Крики внезапно оборвались.
Одновременно с этим двигатель катера начал кашлять. Оранна проверила датчик топлива и выругалась: стрелка циферблата опустилась почти вровень с нижним делением. Через несколько минут корабль рухнет с неба, и было только одно место, где она могла бы приземлиться.
Что же, решение приняли за нее. Она всегда питала слабость к необычным ситуациям.
Небо над Могилой Отступницы мерцало. В воздухе висела выжженная и маслянистая дымка. Крыша тюрьмы была искажена до неузнаваемости – зеркальная гладь и шипы чередовались, напоминая лепестки роз вокруг соцветия. Эти лепестки усеивали трупы, некоторые были живописно расчленены. Тело одного из адептов квинкурии пронзил каменный шип, его ноги свисали над полом, мантия развевалась на ветру.
В эпицентре разрушения на последнем сохранившемся в первозданном виде участке крыши стройная девушка в белом стояла на коленях над искалеченным телом, которое могло принадлежать Ксорве.

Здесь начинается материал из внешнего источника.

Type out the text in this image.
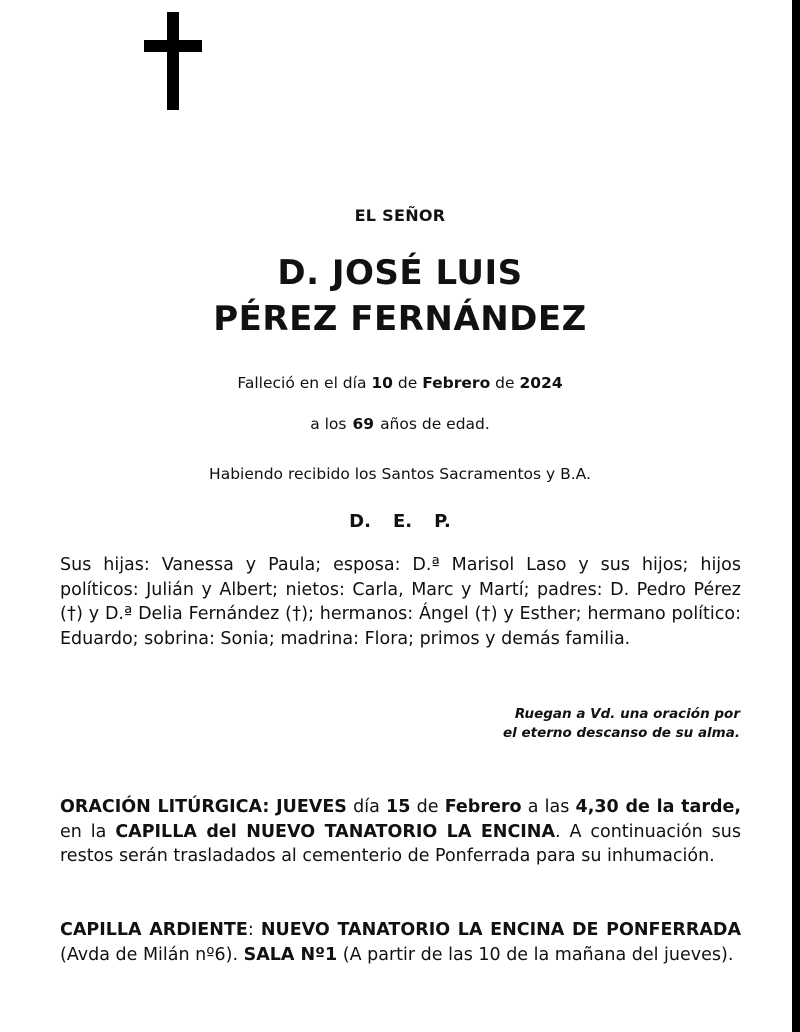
EL SEÑOR
D. JOSÉ LUIS
PÉREZ FERNÁNDEZ
Falleció en el día 10 de Febrero de 2024
a los 69 años de edad.
Habiendo recibido los Santos Sacramentos y B.A.
D. E. P.
Sus hijas: Vanessa y Paula; esposa: D.ª Marisol Laso y sus hijos; hijos políticos: Julián y Albert; nietos: Carla, Marc y Martí; padres: D. Pedro Pérez (†) y D.ª Delia Fernández (†); hermanos: Ángel (†) y Esther; hermano político: Eduardo; sobrina: Sonia; madrina: Flora; primos y demás familia.
Ruegan a Vd. una oración por
el eterno descanso de su alma.
ORACIÓN LITÚRGICA: JUEVES día 15 de Febrero a las 4,30 de la tarde, en la CAPILLA del NUEVO TANATORIO LA ENCINA. A continuación sus restos serán trasladados al cementerio de Ponferrada para su inhumación.
CAPILLA ARDIENTE: NUEVO TANATORIO LA ENCINA DE PONFERRADA (Avda de Milán nº6). SALA Nº1 (A partir de las 10 de la mañana del jueves).
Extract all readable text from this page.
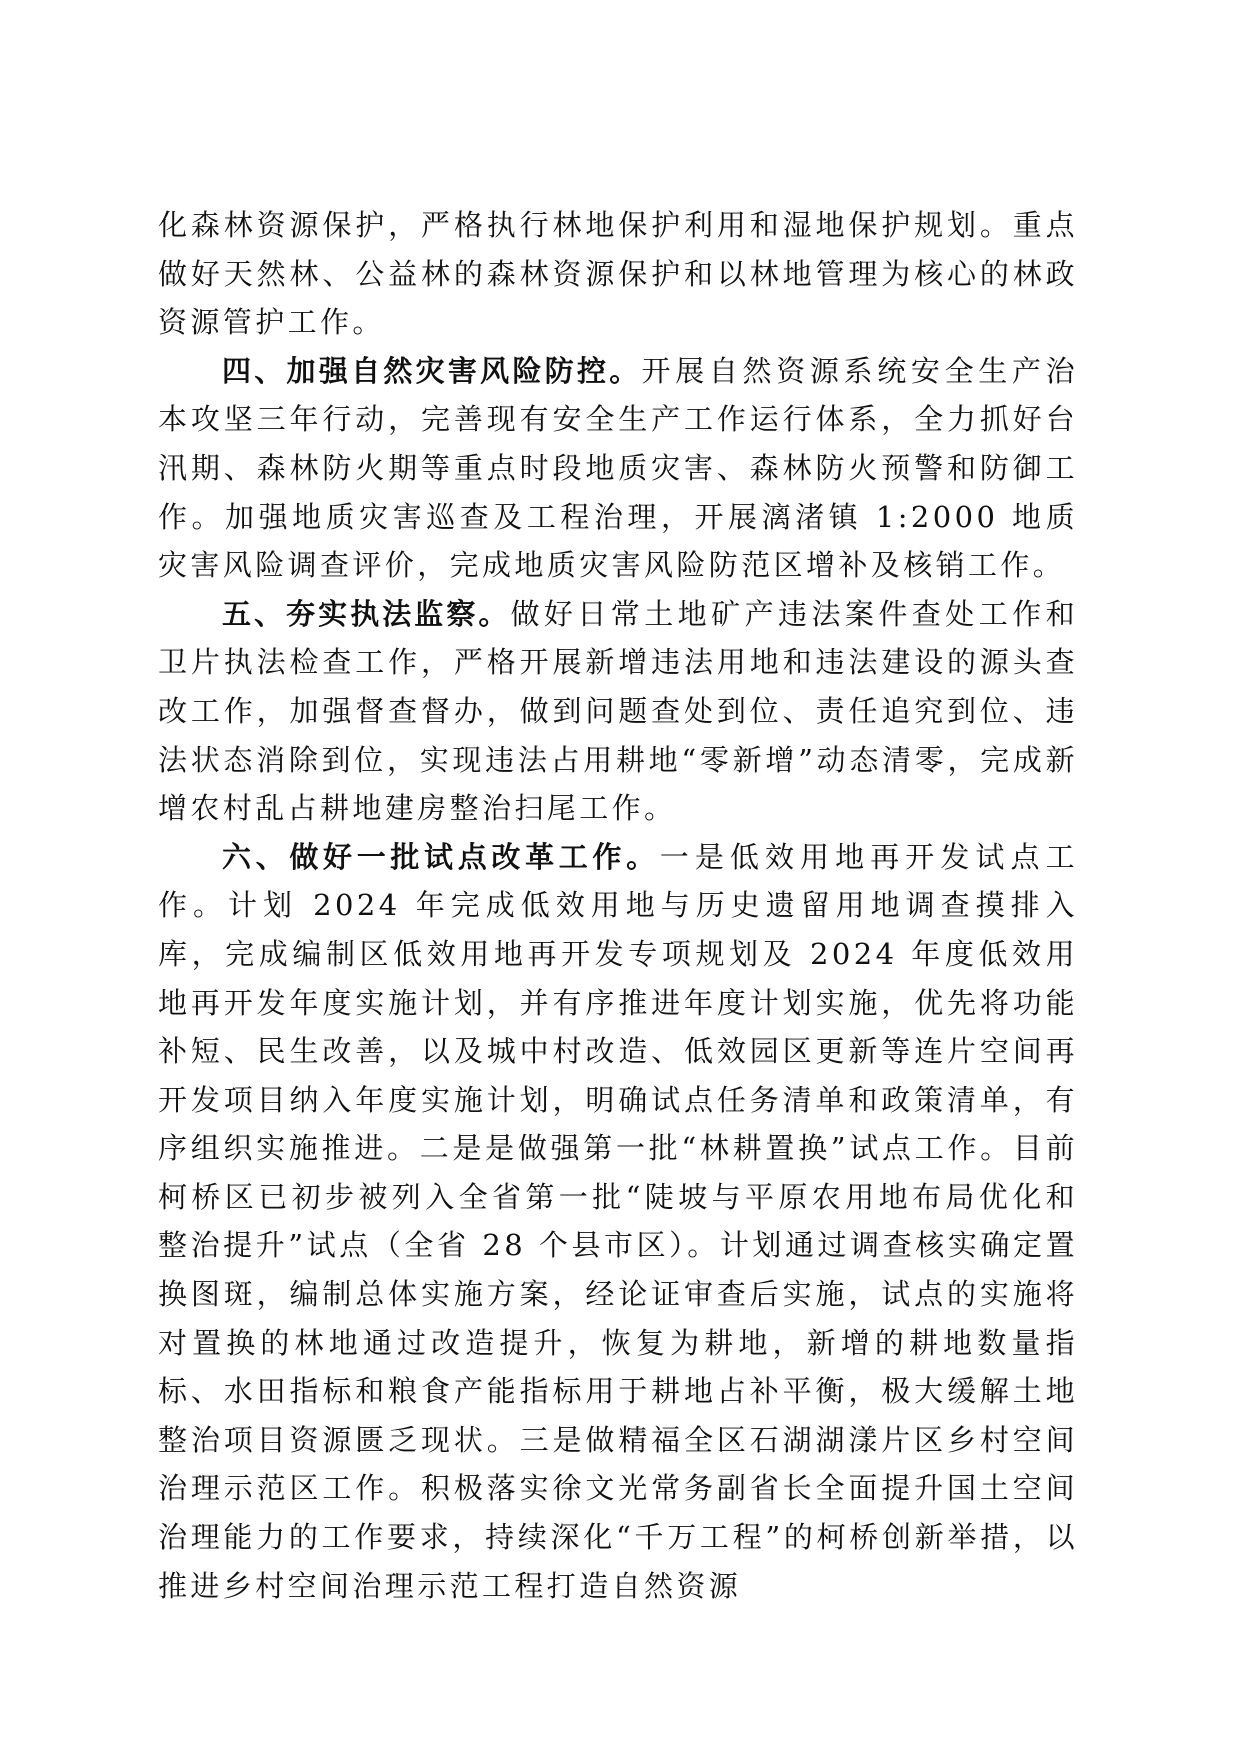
化森林资源保护，严格执行林地保护利用和湿地保护规划。重点做好天然林、公益林的森林资源保护和以林地管理为核心的林政资源管护工作。

四、加强自然灾害风险防控。开展自然资源系统安全生产治本攻坚三年行动，完善现有安全生产工作运行体系，全力抓好台汛期、森林防火期等重点时段地质灾害、森林防火预警和防御工作。加强地质灾害巡查及工程治理，开展漓渚镇 1:2000 地质灾害风险调查评价，完成地质灾害风险防范区增补及核销工作。

五、夯实执法监察。做好日常土地矿产违法案件查处工作和卫片执法检查工作，严格开展新增违法用地和违法建设的源头查改工作，加强督查督办，做到问题查处到位、责任追究到位、违法状态消除到位，实现违法占用耕地“零新增”动态清零，完成新增农村乱占耕地建房整治扫尾工作。

六、做好一批试点改革工作。一是低效用地再开发试点工作。计划 2024 年完成低效用地与历史遗留用地调查摸排入库，完成编制区低效用地再开发专项规划及 2024 年度低效用地再开发年度实施计划，并有序推进年度计划实施，优先将功能补短、民生改善，以及城中村改造、低效园区更新等连片空间再开发项目纳入年度实施计划，明确试点任务清单和政策清单，有序组织实施推进。二是是做强第一批“林耕置换”试点工作。目前柯桥区已初步被列入全省第一批“陡坡与平原农用地布局优化和整治提升”试点（全省 28 个县市区）。计划通过调查核实确定置换图斑，编制总体实施方案，经论证审查后实施，试点的实施将对置换的林地通过改造提升，恢复为耕地，新增的耕地数量指标、水田指标和粮食产能指标用于耕地占补平衡，极大缓解土地整治项目资源匮乏现状。三是做精福全区石湖湖漾片区乡村空间治理示范区工作。积极落实徐文光常务副省长全面提升国土空间治理能力的工作要求，持续深化“千万工程”的柯桥创新举措，以推进乡村空间治理示范工程打造自然资源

Она посадила ставший бесполезным катер и выпрыгнула из него. В воздухе ощущался заряд недавней смерти, под ногами – источник силы. Она не могла отделаться от мысли о том, как легко было бы отказаться от самоконтроля, позволить этой силе пробраться в нее, позволить своим клеткам обратиться в пепел. Кажется, тяга к самосожжению была заразной.
Канва Шутмили посмотрела на нее. Ее глаза были черными и пустыми. Лицо и мантия залиты кровью, скорее всего, чужой. Сила поднималась из нее, как дым. Оранна внезапно вспомнила о природе покровительницы Шутмили.
Если бедная девочка одержима, это станет непредвиденным осложнением, как бы Оранне ни было любопытно встретить Дракона Карсажа во плоти.
– С кем я говорю? – спросила Оранна. Нет смысла ходить вокруг да около.
– Уходи, – сказала Шутмили.
Все еще смертная. Очень близка к тому, чтобы перейти грань, но держится крепко. Как треснувшее стекло, которое в любой момент может рассыпаться. Отступница без особой нежности относилась к своим сосудам.
Оранна не успела ответить – девушка на земле дернулась, сипло вздохнув. Ксорве походила на труп, но ее тело все еще вздрагивало, выражая непокорность, которая и отличает живую плоть от мертвой материи.
– Я не могу ее вылечить, – сказала Шутмили. Она дрожала и не сводила глаз с Оранны, словно не решаясь опустить взгляд. – Ничего не осталось.